I want to impute the mean of a feature but only calculate the mean based off other examples that have the same category/nominal value in another column and I was wondering if this was possible using scikit-learn's Imputer class? It would just make it easier to add into a pipeline that way.
For example:
Using the Titanic dataset from kaggle: source
How would I go about imputing the mean fare
per pclass
. The thinking behind it being that people in different classes would have large differences in cost between tickets.
Update: After discussion with some people, the phrase I should have used was "imputing the mean within class".
I've looked into Vivek's comment below and will construct a generic pipeline function when I get time to do what I want :) I have a good idea of how to do it and will post as an answer when it's finished.
So below is a pretty simple approach to my question that was just meant to handle the means of things. A more robust implementation would probably involve utilising the Imputer class from scikit learn which would mean it could also do mode, median, etc. and would be better at dealing with sparse/dense matrices.

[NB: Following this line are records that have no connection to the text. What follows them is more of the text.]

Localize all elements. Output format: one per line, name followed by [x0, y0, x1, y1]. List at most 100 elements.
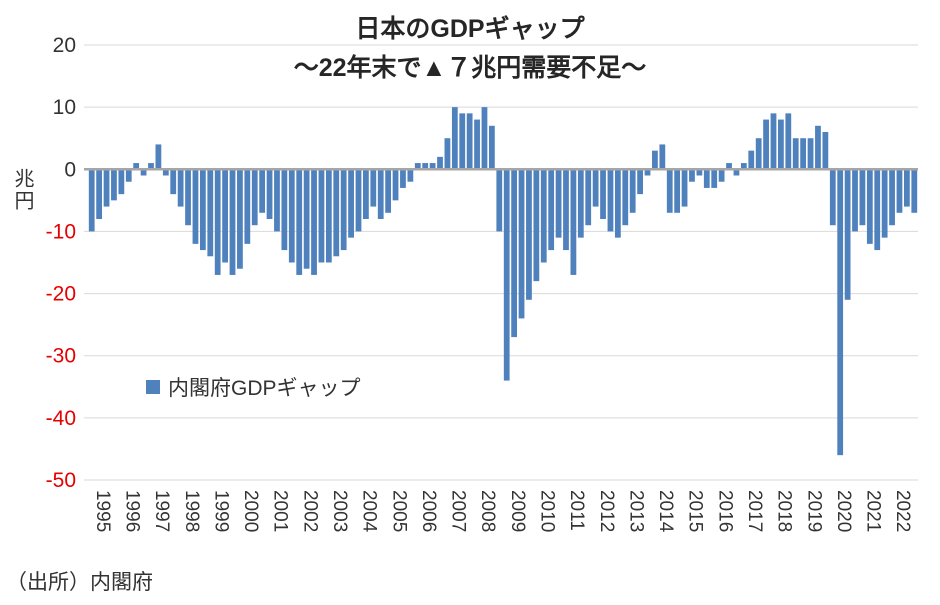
x-tick-label: 2022 [892, 490, 913, 532]
bar [748, 150, 755, 170]
bar [496, 169, 503, 232]
bar [607, 169, 614, 232]
x-tick-label: 2012 [596, 490, 617, 532]
bar [125, 169, 132, 182]
x-tick-label: 2005 [388, 490, 409, 532]
bar [340, 169, 347, 251]
bar [696, 169, 703, 176]
bar [481, 107, 488, 170]
bar [600, 169, 606, 219]
bar [437, 156, 443, 170]
bar [422, 163, 429, 170]
x-tick-label: 2008 [477, 490, 498, 532]
bar [740, 163, 747, 170]
bar [303, 169, 310, 269]
y-tick-label: -30 [46, 345, 76, 368]
bar [770, 113, 777, 170]
bar [644, 169, 651, 176]
bar [837, 169, 844, 456]
bar [511, 169, 518, 338]
bar [726, 163, 732, 170]
bar [755, 138, 762, 170]
x-tick-label: 2011 [566, 490, 587, 531]
bar [637, 169, 643, 195]
x-tick-label: 2013 [625, 490, 646, 532]
bar [778, 119, 784, 170]
bar [355, 169, 362, 232]
y-tick-label: 0 [64, 158, 76, 181]
bar [259, 169, 266, 213]
bar [237, 169, 243, 269]
bar [614, 169, 621, 238]
bar [155, 144, 162, 170]
y-tick-label: -10 [46, 220, 76, 243]
x-tick-label: 1995 [92, 490, 113, 532]
bar [244, 169, 251, 244]
x-tick-label: 2006 [418, 490, 439, 532]
bar [325, 169, 332, 263]
bar [251, 169, 258, 226]
bar [318, 169, 325, 263]
bar [555, 169, 562, 238]
bar [96, 169, 103, 219]
bar [689, 169, 695, 182]
bar [903, 169, 910, 207]
x-tick-label: 1998 [181, 490, 202, 532]
y-tick-label: 20 [53, 34, 76, 57]
bar [214, 169, 221, 275]
bar [170, 169, 177, 195]
bar [807, 138, 814, 170]
bar [429, 163, 436, 170]
x-tick-label: 1999 [210, 490, 231, 532]
x-tick-label: 1996 [121, 490, 142, 532]
bar [666, 169, 673, 213]
bar [185, 169, 191, 226]
bar [829, 169, 836, 226]
y-tick-label: -50 [46, 469, 76, 492]
bar [622, 169, 629, 226]
bar [881, 169, 888, 238]
x-tick-label: 2000 [240, 490, 261, 532]
bar [451, 107, 458, 170]
bar [548, 169, 555, 251]
x-tick-label: 2018 [774, 490, 795, 532]
x-tick-label: 2007 [448, 490, 469, 532]
y-tick-label: 10 [53, 96, 76, 119]
x-tick-label: 2015 [685, 490, 706, 532]
bar [896, 169, 903, 213]
bar [414, 163, 421, 170]
x-tick-label: 2016 [714, 490, 735, 532]
bar [792, 138, 799, 170]
legend: 内閣府GDPギャップ [146, 372, 361, 402]
bar [444, 138, 451, 170]
legend-label: 内閣府GDPギャップ [168, 377, 361, 400]
bar [162, 169, 169, 176]
bar [133, 163, 140, 170]
bar [540, 169, 547, 263]
bar [281, 169, 288, 251]
bar [370, 169, 377, 207]
bar [311, 169, 317, 275]
bar [348, 169, 354, 238]
bar [592, 169, 599, 207]
bar [533, 169, 540, 282]
x-tick-label: 2021 [863, 490, 884, 532]
bar [718, 169, 725, 182]
bar [459, 113, 466, 170]
x-tick-label: 2002 [299, 490, 320, 532]
bar [681, 169, 688, 207]
bar [889, 169, 895, 226]
bar [911, 169, 918, 213]
bar [852, 169, 858, 232]
bar [577, 169, 584, 238]
bar [88, 169, 95, 232]
bar [629, 169, 636, 213]
bar [763, 119, 769, 170]
bar [118, 169, 125, 195]
x-tick-label: 2001 [270, 490, 291, 532]
bar [377, 169, 384, 219]
bar [199, 169, 206, 251]
bar [192, 169, 199, 244]
y-axis-title: 兆円 [11, 168, 33, 212]
y-tick-label: -20 [46, 283, 76, 306]
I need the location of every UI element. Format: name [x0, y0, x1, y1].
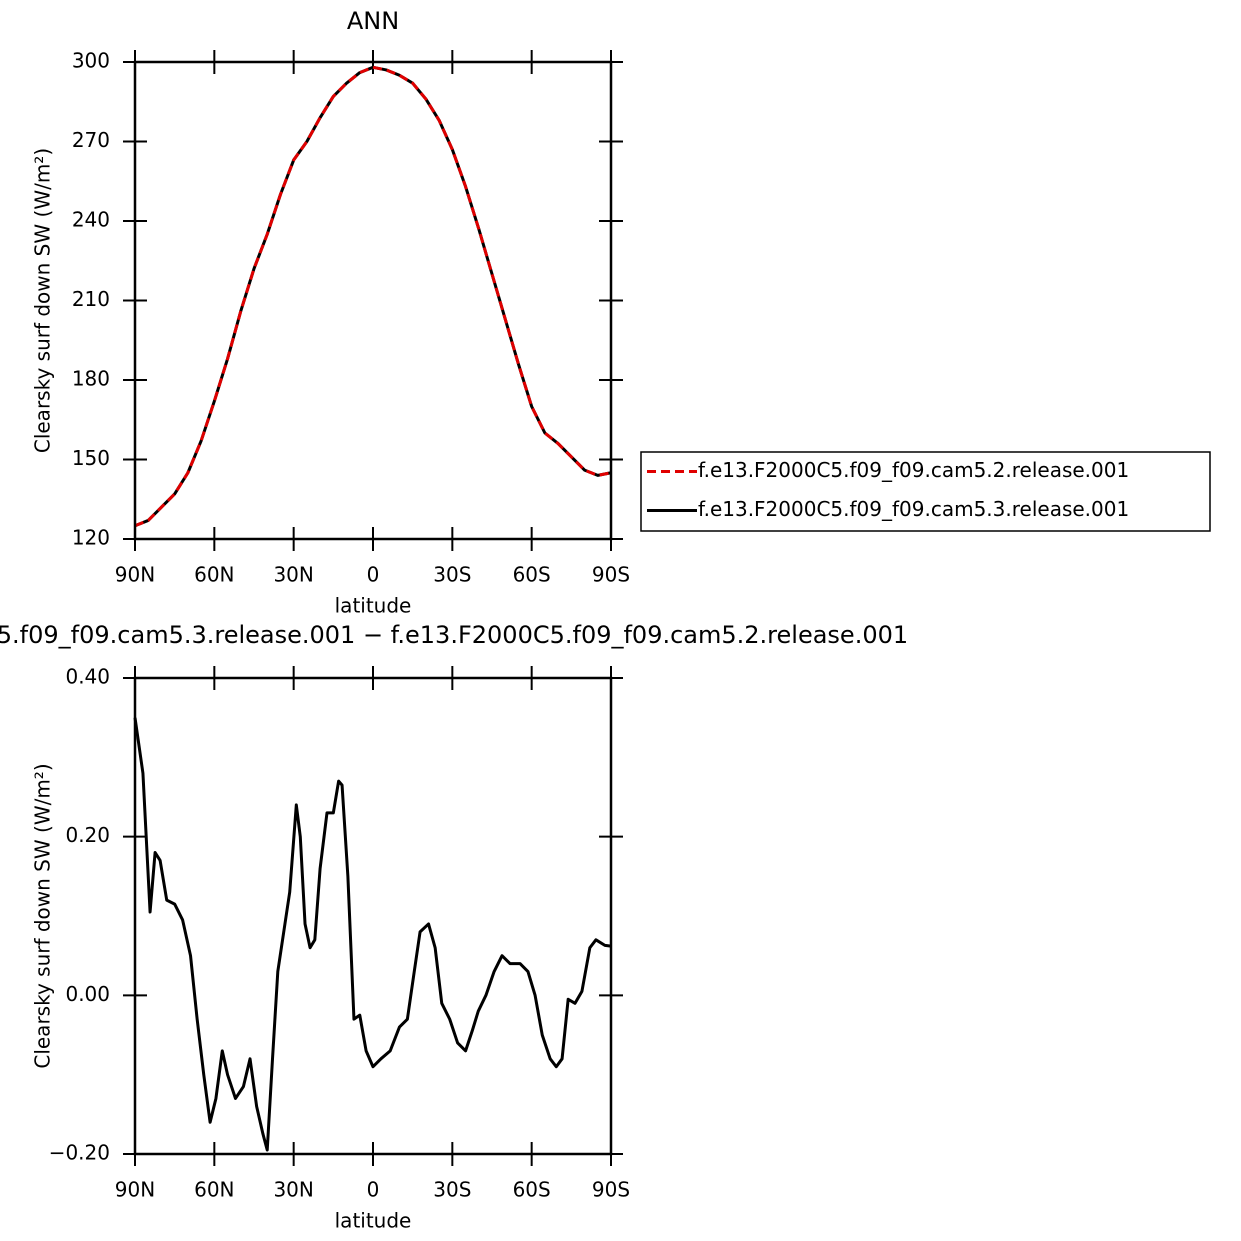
y-tick-label: −0.20 [49, 1141, 110, 1165]
y-tick-label: 180 [72, 367, 110, 391]
chart-title: ANN [347, 7, 399, 35]
x-tick-label: 60S [513, 1178, 551, 1202]
plot-frame [133, 676, 613, 1156]
chart-title: f.e13.F2000C5.f09_f09.cam5.3.release.001… [0, 621, 908, 649]
y-axis-label: Clearsky surf down SW (W/m²) [31, 148, 55, 453]
y-tick-label: 0.40 [65, 665, 110, 689]
y-tick-label: 0.00 [65, 982, 110, 1006]
x-tick-label: 60N [194, 563, 234, 587]
plot-frame [133, 60, 613, 541]
x-tick-label: 30S [433, 563, 471, 587]
x-tick-label: 90N [115, 1178, 155, 1202]
data-line [134, 65, 612, 528]
x-tick-label: 60S [513, 563, 551, 587]
y-tick-label: 150 [72, 446, 110, 470]
x-tick-label: 90S [592, 563, 630, 587]
legend-box [640, 451, 1211, 532]
x-tick-label: 30N [273, 1178, 313, 1202]
data-line [133, 717, 612, 1152]
y-tick-label: 270 [72, 128, 110, 152]
y-tick-label: 120 [72, 526, 110, 550]
legend-label: f.e13.F2000C5.f09_f09.cam5.2.release.001 [698, 458, 1129, 482]
x-tick-label: 90N [115, 563, 155, 587]
y-tick-label: 210 [72, 287, 110, 311]
x-tick-label: 0 [367, 563, 380, 587]
x-tick-label: 30S [433, 1178, 471, 1202]
x-tick-label: 0 [367, 1178, 380, 1202]
y-axis-label: Clearsky surf down SW (W/m²) [31, 763, 55, 1068]
x-tick-label: 30N [273, 563, 313, 587]
x-tick-label: 60N [194, 1178, 234, 1202]
legend-label: f.e13.F2000C5.f09_f09.cam5.3.release.001 [698, 497, 1129, 521]
y-tick-label: 0.20 [65, 823, 110, 847]
x-tick-label: 90S [592, 1178, 630, 1202]
x-axis-label: latitude [335, 1209, 412, 1233]
x-axis-label: latitude [335, 594, 412, 618]
data-line [134, 65, 612, 528]
y-tick-label: 240 [72, 208, 110, 232]
y-tick-label: 300 [72, 49, 110, 73]
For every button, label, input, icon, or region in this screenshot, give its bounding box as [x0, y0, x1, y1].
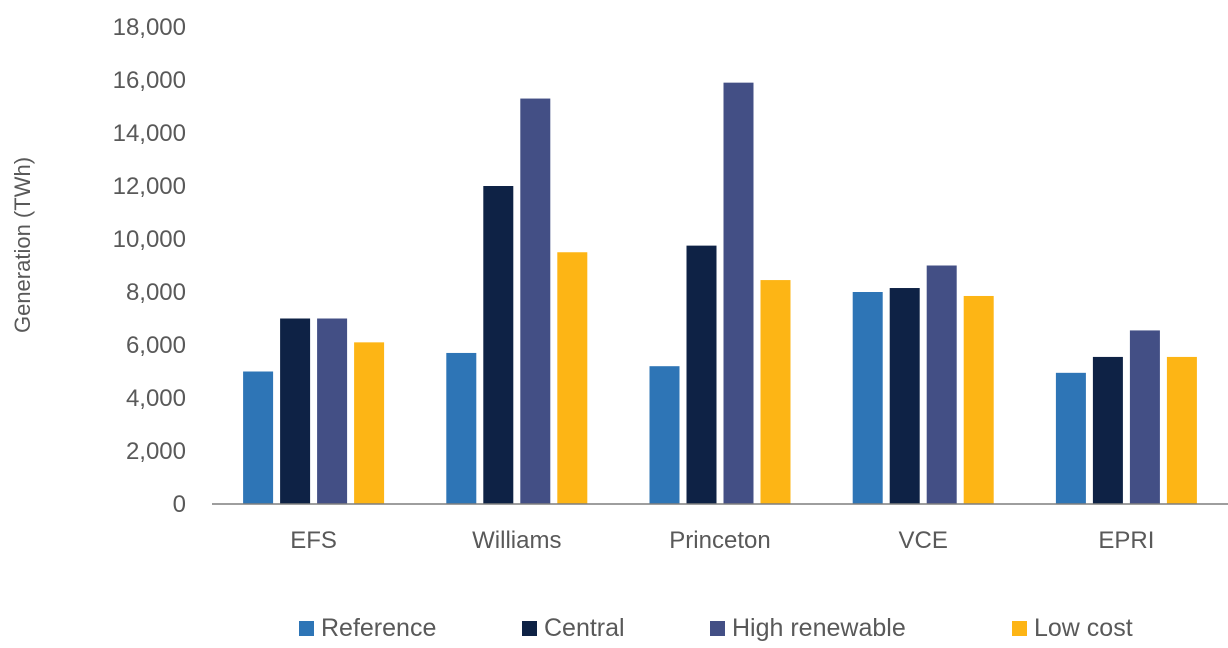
bar	[723, 82, 754, 505]
bar	[446, 352, 477, 504]
y-tick-labels: 0 2,000 4,000 6,000 8,000 10,000 12,000 14,000 1…	[113, 14, 186, 518]
x-tick-label: Princeton	[669, 527, 770, 554]
legend-swatch	[299, 621, 314, 636]
bar	[963, 295, 994, 504]
bar	[889, 288, 920, 504]
y-tick-label: 8,000	[126, 279, 186, 306]
bar	[520, 98, 551, 505]
bar	[1092, 356, 1123, 504]
y-tick-label: 14,000	[113, 120, 186, 147]
bar	[1129, 330, 1160, 504]
bar	[852, 292, 883, 504]
bar	[243, 371, 274, 504]
x-tick-labels: EFS Williams Princeton VCE EPRI	[290, 527, 1154, 554]
bar	[354, 342, 385, 504]
bar	[926, 265, 957, 504]
legend-label: Low cost	[1034, 614, 1133, 642]
x-tick-label: Williams	[472, 527, 561, 554]
x-tick-label: VCE	[899, 527, 948, 554]
bars	[243, 82, 1197, 505]
legend-label: Reference	[321, 614, 437, 642]
legend-label: High renewable	[732, 614, 906, 642]
bar	[1166, 356, 1197, 504]
bar	[649, 366, 680, 504]
y-tick-label: 18,000	[113, 14, 186, 41]
bar	[280, 318, 311, 504]
legend-item: Low cost	[1012, 614, 1133, 643]
y-axis-title-group: Generation (TWh)	[10, 157, 35, 333]
bar	[1055, 372, 1086, 504]
bar	[760, 280, 791, 504]
bar	[686, 245, 717, 504]
legend-item: High renewable	[710, 614, 906, 643]
legend-swatch	[522, 621, 537, 636]
legend-label: Central	[544, 614, 625, 642]
x-tick-label: EFS	[290, 527, 337, 554]
y-tick-label: 2,000	[126, 438, 186, 465]
x-tick-label: EPRI	[1098, 527, 1154, 554]
legend-swatch	[1012, 621, 1027, 636]
legend-item: Central	[522, 614, 625, 643]
legend: Reference Central High renewable Low cost	[0, 614, 1228, 648]
y-tick-label: 12,000	[113, 173, 186, 200]
legend-swatch	[710, 621, 725, 636]
bar	[317, 318, 348, 504]
bar	[557, 252, 588, 504]
y-tick-label: 16,000	[113, 67, 186, 94]
y-tick-label: 6,000	[126, 332, 186, 359]
y-tick-label: 4,000	[126, 385, 186, 412]
bar	[483, 186, 514, 504]
y-tick-label: 10,000	[113, 226, 186, 253]
y-axis-title: Generation (TWh)	[10, 157, 35, 333]
y-tick-label: 0	[173, 491, 186, 518]
legend-item: Reference	[299, 614, 436, 643]
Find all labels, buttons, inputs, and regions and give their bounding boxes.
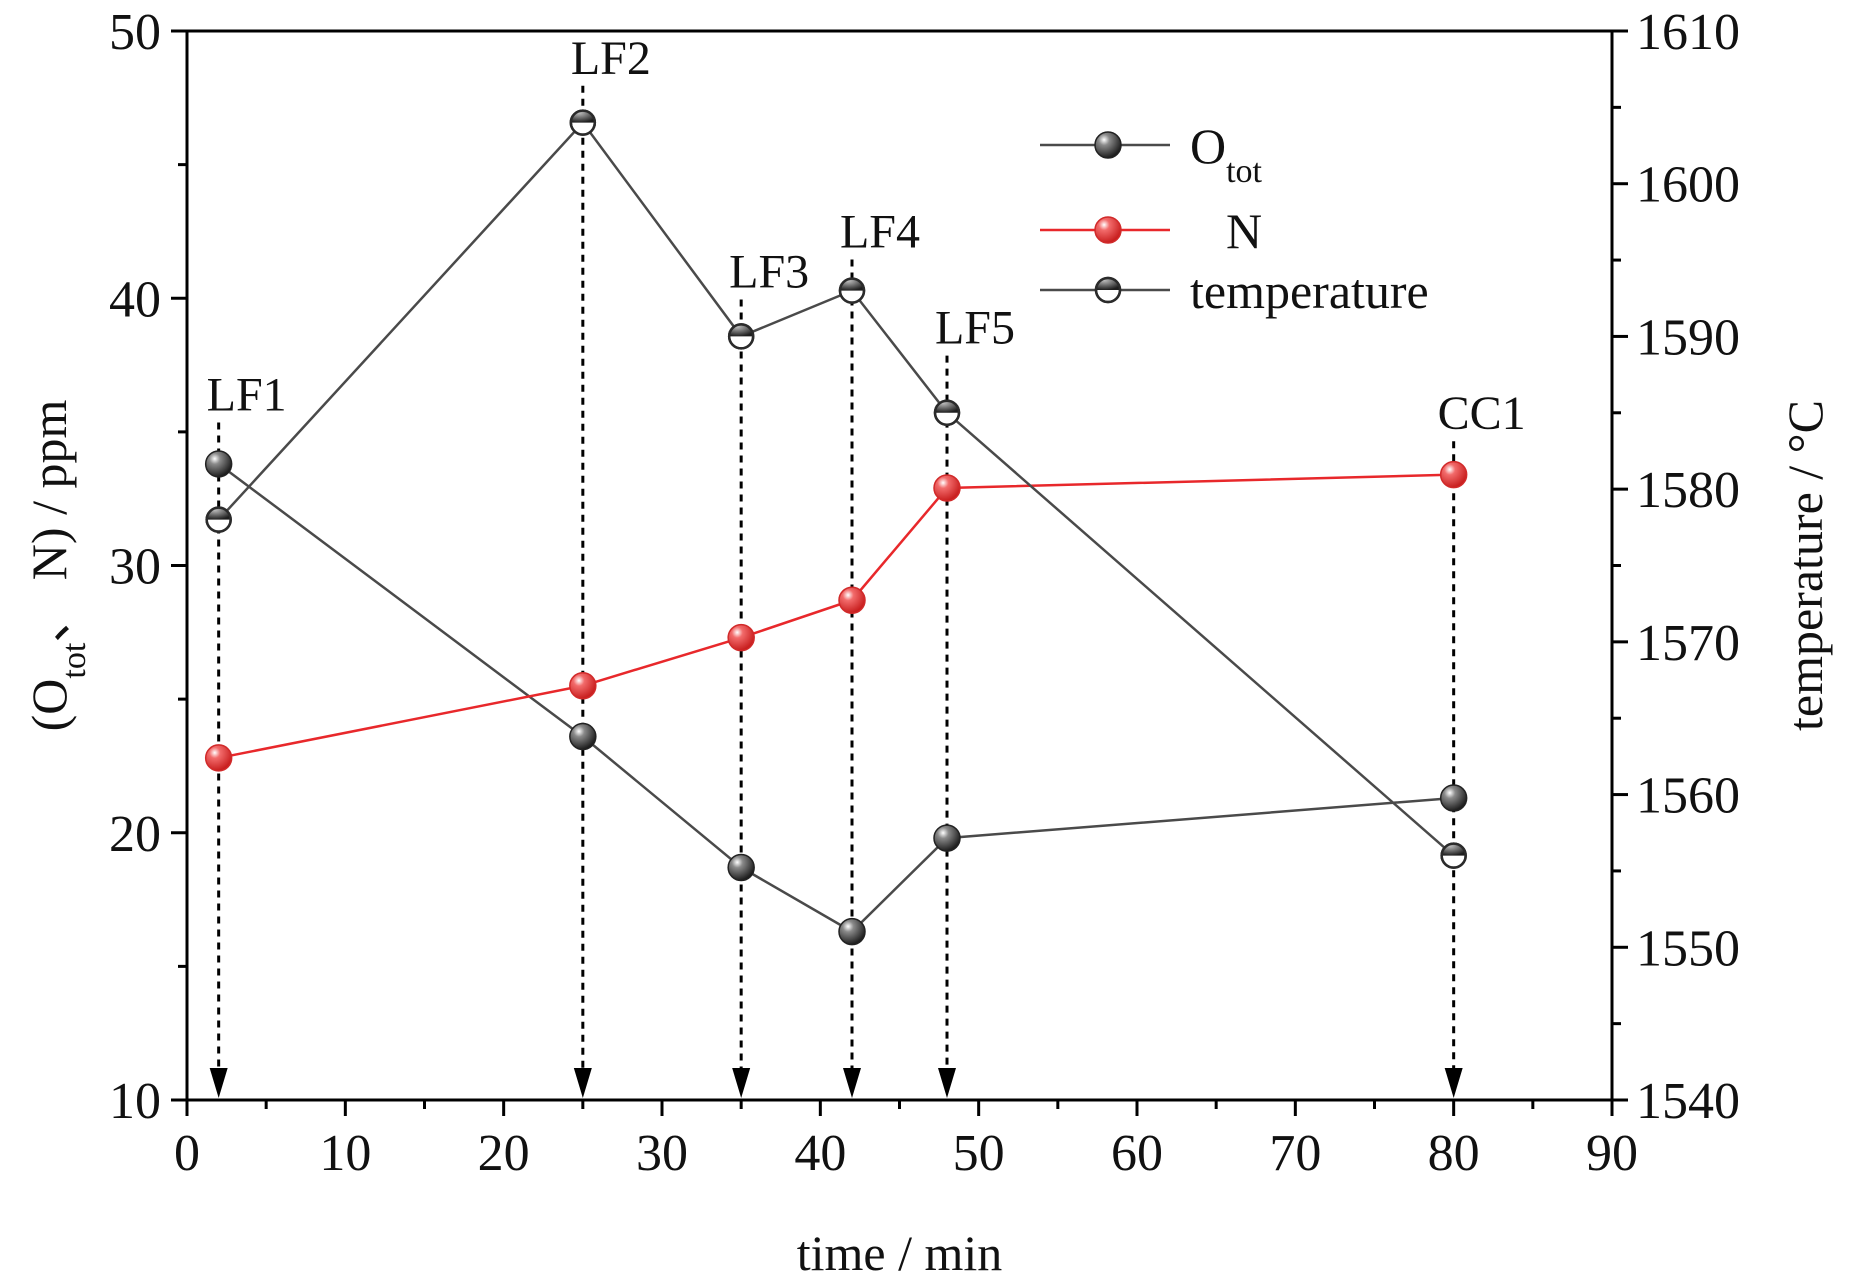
plot-frame (185, 29, 1614, 1102)
data-point (933, 824, 961, 852)
y-left-tick-label: 50 (109, 4, 161, 61)
annotation-label: LF2 (571, 32, 651, 85)
drop-arrow-icon (209, 1068, 228, 1098)
drop-arrow-icon (843, 1068, 861, 1098)
data-point (933, 399, 961, 427)
series-layer (204, 109, 1468, 946)
data-point (569, 672, 597, 700)
data-point (205, 506, 232, 533)
y-left-tick-label: 10 (109, 1073, 161, 1130)
x-tick-label: 80 (1428, 1125, 1480, 1182)
data-point (569, 109, 597, 136)
data-point (204, 744, 233, 772)
marker-outline (569, 109, 597, 136)
annotation-label: LF1 (207, 368, 287, 421)
drop-arrow-icon (573, 1068, 592, 1098)
data-point (1440, 842, 1467, 869)
data-point (727, 323, 755, 350)
series-line-N (218, 473, 1454, 760)
x-tick-label: 70 (1269, 1125, 1321, 1182)
series-line-O (217, 462, 1454, 934)
x-tick-label: 50 (953, 1125, 1005, 1182)
y-left-tick-label: 40 (109, 271, 161, 328)
annotation-label: LF4 (840, 205, 920, 258)
y-left-tick-label: 30 (109, 539, 161, 596)
x-tick-label: 30 (636, 1125, 688, 1182)
series-line-temperature (217, 120, 1455, 857)
plot-border (185, 29, 1614, 1102)
data-point (1439, 784, 1468, 812)
drop-arrow-icon (732, 1068, 751, 1098)
y-right-tick-label: 1550 (1636, 920, 1740, 977)
legend-label: Otot (1190, 118, 1263, 190)
axes-layer: 0 10 20 30 40 50 60 70 80 90102030405015401550156… (21, 4, 1833, 1281)
y-right-tick-label: 1610 (1636, 4, 1740, 61)
x-tick-label: 10 (319, 1125, 371, 1182)
x-tick-label: 20 (478, 1125, 530, 1182)
y-right-tick-label: 1540 (1636, 1073, 1740, 1130)
data-point (569, 722, 597, 751)
data-point (933, 474, 961, 502)
x-tick-label: 0 (174, 1125, 200, 1182)
drop-arrow-icon (1444, 1068, 1463, 1098)
y-right-tick-label: 1570 (1636, 615, 1740, 672)
y-left-tick-label: 20 (109, 806, 161, 863)
x-tick-label: 60 (1111, 1125, 1163, 1182)
legend-label: temperature (1190, 263, 1429, 319)
data-point (838, 586, 866, 614)
legend-item: temperature (1040, 263, 1429, 319)
data-point (1439, 460, 1468, 489)
marker-outline (727, 323, 755, 350)
legend-item: Otot (1040, 118, 1263, 190)
legend-item: N (1040, 203, 1262, 259)
annotation-label: LF3 (729, 246, 809, 299)
x-tick-label: 90 (1586, 1125, 1638, 1182)
legend-marker-icon (1094, 131, 1122, 159)
data-point (727, 623, 755, 652)
data-point (1094, 276, 1122, 304)
annotations-layer: LF1 LF2 LF3 LF4 LF5 CC1 (207, 32, 1526, 440)
annotation-label: LF5 (935, 302, 1015, 355)
data-point (838, 917, 866, 946)
marker-outline (205, 506, 232, 533)
data-point (727, 853, 755, 882)
drop-lines (209, 85, 1463, 1098)
data-point (838, 277, 866, 304)
drop-arrow-icon (938, 1068, 956, 1098)
annotation-label: CC1 (1438, 387, 1526, 440)
y-right-tick-label: 1600 (1636, 157, 1740, 214)
y-right-tick-label: 1560 (1636, 768, 1740, 825)
marker-outline (1094, 276, 1122, 304)
y-right-axis-title: temperature / °C (1777, 400, 1833, 731)
y-left-axis-title: (Otot、 N) / ppm (21, 400, 93, 732)
y-right-tick-label: 1590 (1636, 309, 1740, 366)
marker-outline (838, 277, 866, 304)
legend-label: N (1226, 203, 1262, 259)
data-point (204, 450, 233, 478)
x-axis-title: time / min (797, 1225, 1003, 1281)
x-tick-label: 40 (794, 1125, 846, 1182)
y-right-tick-label: 1580 (1636, 462, 1740, 519)
legend-marker-icon (1094, 216, 1122, 244)
marker-outline (933, 399, 961, 427)
marker-outline (1440, 842, 1467, 869)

This is based on Vivek Kumar's comment on the original question which suggested splitting the data into stacks and imputing it that way then re-assembling them.
import numpy as np
from sklearn.base import BaseEstimator, TransformerMixin
class WithinClassMeanImputer(BaseEstimator, TransformerMixin):
def __init__(self, replace_col_index, class_col_index = None, missing_values=np.nan):
self.missing_values = missing_values
self.replace_col_index = replace_col_index
self.y = None
self.class_col_index = class_col_index
def fit(self, X, y = None):
self.y = y
return self
def transform(self, X):
y = self.y
classes = np.unique(y)
stacks = []
if len(X) > 1 and len(self.y) = len(X):
if( self.class_col_index == None ):
# If we're using the dependent variable
for aclass in classes:
with_missing = X[(y == aclass) &
(X[:, self.replace_col_index] == self.missing_values)]
without_missing = X[(y == aclass) &
(X[:, self.replace_col_index] != self.missing_values)]
column = without_missing[:, self.replace_col_index]
# Calculate mean from examples without missing values
mean = np.mean(column[without_missing[:, self.replace_col_index] != self.missing_values])
# Broadcast mean to all missing values
with_missing[:, self.replace_col_index] = mean
stacks.append(np.concatenate((with_missing, without_missing)))
else:
# If we're using nominal values within a binarised feature (i.e. the classes
# are unique values within a nominal column - e.g. sex)
for aclass in classes:
with_missing = X[(X[:, self.class_col_index] == aclass) &
(X[:, self.replace_col_index] == self.missing_values)]
without_missing = X[(X[:, self.class_col_index] == aclass) &
(X[:, self.replace_col_index] != self.missing_values)]
column = without_missing[:, self.replace_col_index]
# Calculate mean from examples without missing values
mean = np.mean(column[without_missing[:, self.replace_col_index] != self.missing_values])
# Broadcast mean to all missing values
with_missing[:, self.replace_col_index] = mean
stacks.append(np.concatenate((with_missing, without_missing)))
if len(stacks) > 1 :
# Reassemble our stacks of values
X = np.concatenate(stacks)
return X